Personal information
- Native name: Pádraig Ó Náraigh (Irish)
- Born: 1956 (age 69–70) Kilkenny, Ireland
- Occupation: Teacher
- Height: 5 ft 11 in (180 cm)

Sport
- Sport: Hurling
- Position: Left corner-back

Club
- Years: Club
- James Stephens

Club titles
- Kilkenny titles: 3
- Leinster titles: 2
- All-Ireland Titles: 2

Inter-county
- Years: County
- 1976–1984: Kilkenny

Inter-county titles
- Leinster titles: 0
- All-Irelands: 0
- NHL: 1
- All Stars: 0

= Paddy Neary =

Irish hurler and referee

Paddy Neary (born 1956) is an Irish retired hurler and referee who played as a left corner-back for the Kilkenny senior team.

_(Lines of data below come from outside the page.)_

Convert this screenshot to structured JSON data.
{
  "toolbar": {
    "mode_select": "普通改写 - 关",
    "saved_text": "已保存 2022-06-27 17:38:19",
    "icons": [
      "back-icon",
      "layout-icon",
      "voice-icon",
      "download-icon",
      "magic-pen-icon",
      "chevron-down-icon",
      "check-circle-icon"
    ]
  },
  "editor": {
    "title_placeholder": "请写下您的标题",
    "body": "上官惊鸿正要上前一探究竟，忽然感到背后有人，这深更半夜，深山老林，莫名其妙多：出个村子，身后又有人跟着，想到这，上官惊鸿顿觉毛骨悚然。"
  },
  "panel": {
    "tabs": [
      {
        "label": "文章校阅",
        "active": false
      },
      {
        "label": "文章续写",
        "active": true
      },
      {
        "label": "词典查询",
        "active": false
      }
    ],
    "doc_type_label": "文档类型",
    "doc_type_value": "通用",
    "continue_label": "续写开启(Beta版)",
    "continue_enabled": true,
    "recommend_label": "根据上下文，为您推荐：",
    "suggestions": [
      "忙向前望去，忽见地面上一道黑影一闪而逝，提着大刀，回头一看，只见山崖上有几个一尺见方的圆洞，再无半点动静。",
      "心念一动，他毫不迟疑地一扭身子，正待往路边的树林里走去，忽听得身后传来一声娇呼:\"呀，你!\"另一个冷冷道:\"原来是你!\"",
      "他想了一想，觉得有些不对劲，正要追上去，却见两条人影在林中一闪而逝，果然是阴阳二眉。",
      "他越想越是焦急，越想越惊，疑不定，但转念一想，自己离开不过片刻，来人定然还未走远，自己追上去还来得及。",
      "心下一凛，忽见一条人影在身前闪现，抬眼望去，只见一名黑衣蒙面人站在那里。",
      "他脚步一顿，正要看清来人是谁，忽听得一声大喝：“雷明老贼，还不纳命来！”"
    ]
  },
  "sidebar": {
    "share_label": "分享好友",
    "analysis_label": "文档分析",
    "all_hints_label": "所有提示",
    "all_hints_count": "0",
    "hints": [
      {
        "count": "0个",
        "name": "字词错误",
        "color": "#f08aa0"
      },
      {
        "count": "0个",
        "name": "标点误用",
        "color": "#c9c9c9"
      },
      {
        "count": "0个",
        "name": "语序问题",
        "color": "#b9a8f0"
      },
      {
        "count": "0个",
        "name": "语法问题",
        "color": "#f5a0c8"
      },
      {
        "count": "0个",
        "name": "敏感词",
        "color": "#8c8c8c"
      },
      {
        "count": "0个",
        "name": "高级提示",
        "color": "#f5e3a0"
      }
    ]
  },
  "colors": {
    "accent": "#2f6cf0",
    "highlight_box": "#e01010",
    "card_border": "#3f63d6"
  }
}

Neary joined the team during the 1975–76 National League and was a regular member of the team until his retirement from inter-county hurling almost a decade later. During that time he won one National Hurling League winners' medal. He also won two All-Ireland winners' medals as a non-playing substitute.

At club level Neary is a two-time All-Ireland medalist with James Stephens. In addition to this he has also won two Leinster winners' medals and three county club championship winners' medals.